Articolo scritto dalla Dr.ssa Elena Cernuschi
Ciascuno di noi ha presente che cosa significhi provare ansia: c’è chi l’ha sperimentata a scuola, chi a un esame universitario, chi a un colloquio di lavoro, chi in un momento delicato della vita….e chi nello sport!
In ambito sportivo, spesso l’ansia compare con l’approssimarsi di una competizione. Già qualche giorno prima, al pensiero della gara imminente, molti atleti sperimentano la comparsa di alcuni segnali fisici e cognitivi, come il nodo allo stomaco, tensione muscolare, difficoltà a prendere sonno, preoccupazione e timore che la prova non abbia buon esito.
Poco prima della gara stessa, questo stato mentale spesso raggiunge il proprio apice: alla partenza, il cuore accelera, si percepiscono tremori, nausea, sudorazione elevata, battito cardiaco accelerato e difficoltà a concentrarsi. Tante volte, l’ansia arriva a compromettere il buon esito della prestazione e porta lo sportivo a sentirsi ancora più deluso e affranto di fronte al proprio insuccesso.
1. Provare ansia è sbagliato?
No: è un falso mito che gli atleti di successo non ne provino, o che per gareggiare bene sia necessario estinguerla.
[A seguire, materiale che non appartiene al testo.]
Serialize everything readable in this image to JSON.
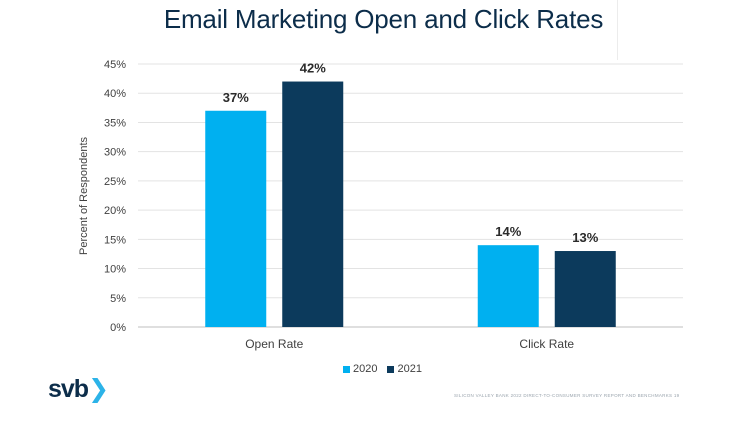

Sebbene sembri controintuitivo, l’ansia di per sé è uno stato utile e adattivo, che serve al nostro organismo per attivarsi e allertare tutte le proprie risorse psichiche e fisiche, utili ad affrontare con successo la sfida che si pone.
Senza ansia, saremmo poco reattivi e meno lucidi e la performance sarebbe sicuramente inferiore rispetto al nostro potenziale.
2. L’ansia va eliminata?
È errato il pensiero che sia necessario eliminare l’ansia, o evitare di provarla. Anzi, un’ambizione di questo tipo, oltre a essere non reale, è anche controproducente: il rischio è che oltre a provare l’ansia per la gara, si sperimenti anche la paura di provare ansia (segnale che si andrà male).
3. Quando l’ansia incide negativamente sulla performance?
È vero, ci sono dei casi in cui l’ansia, da “amica”, diventa “nemica” della gara. Ma quando? Secondo il modello di Yerkes e Dodson (1908), all’aumentare della nostra attivazione psico-fisica, la nostra performance aumenta, fino a raggiungere un picco, oltre al quale la prestazione decade, secondo una curva “a campana”. Tradotto: sentirsi attivati è utile, ma quando siamo “troppo” in allerta, non riusciamo a fare bene.
Dove si trova questo picco? Come mai, di fronte a una stessa situazione, alcune persone si allertano facilmente e altre no?
Il punto di “funzionamento ottimale” che un atleta ha è soggettivo.
Secondo il modello delle Zone Individuali di Funzionamento Ottimale (Individual Zones of Optimal Functioning; IZOF) proposto da Hanin (1978, 1997 2000, 2003) ogni atleta possiede la sua zona ideale di “ansia” in cui riesce a realizzare prestazioni ottimali.
Ad alcuni sportivi basta poca attivazione per ottenere il picco, mentre altri necessitano di livelli elevati di attivazione per ottenere il picco.
4. Come regolare l’ansia per rientrare nella “zona di funzionamento ottimale”?
La prima cosa da fare, è identificare a quale livello di attivazione si dà il proprio massimo, e come ci si sente generalmente prima della competizione. Si è già nella propria zona di funzionamento ottimale, o bisogna arrivarci? Se la seconda, è necessario aumentare o ridurre la propria attivazione? In entrambe le situazioni, la psicologia dello sport mette a disposizione diverse tecniche per regolare la propria attivazione e costruire il proprio stato mentale ottimale per gareggiare: da tecniche di rilassamento, di mindfulness, di self-talk, routine e visualizzazione.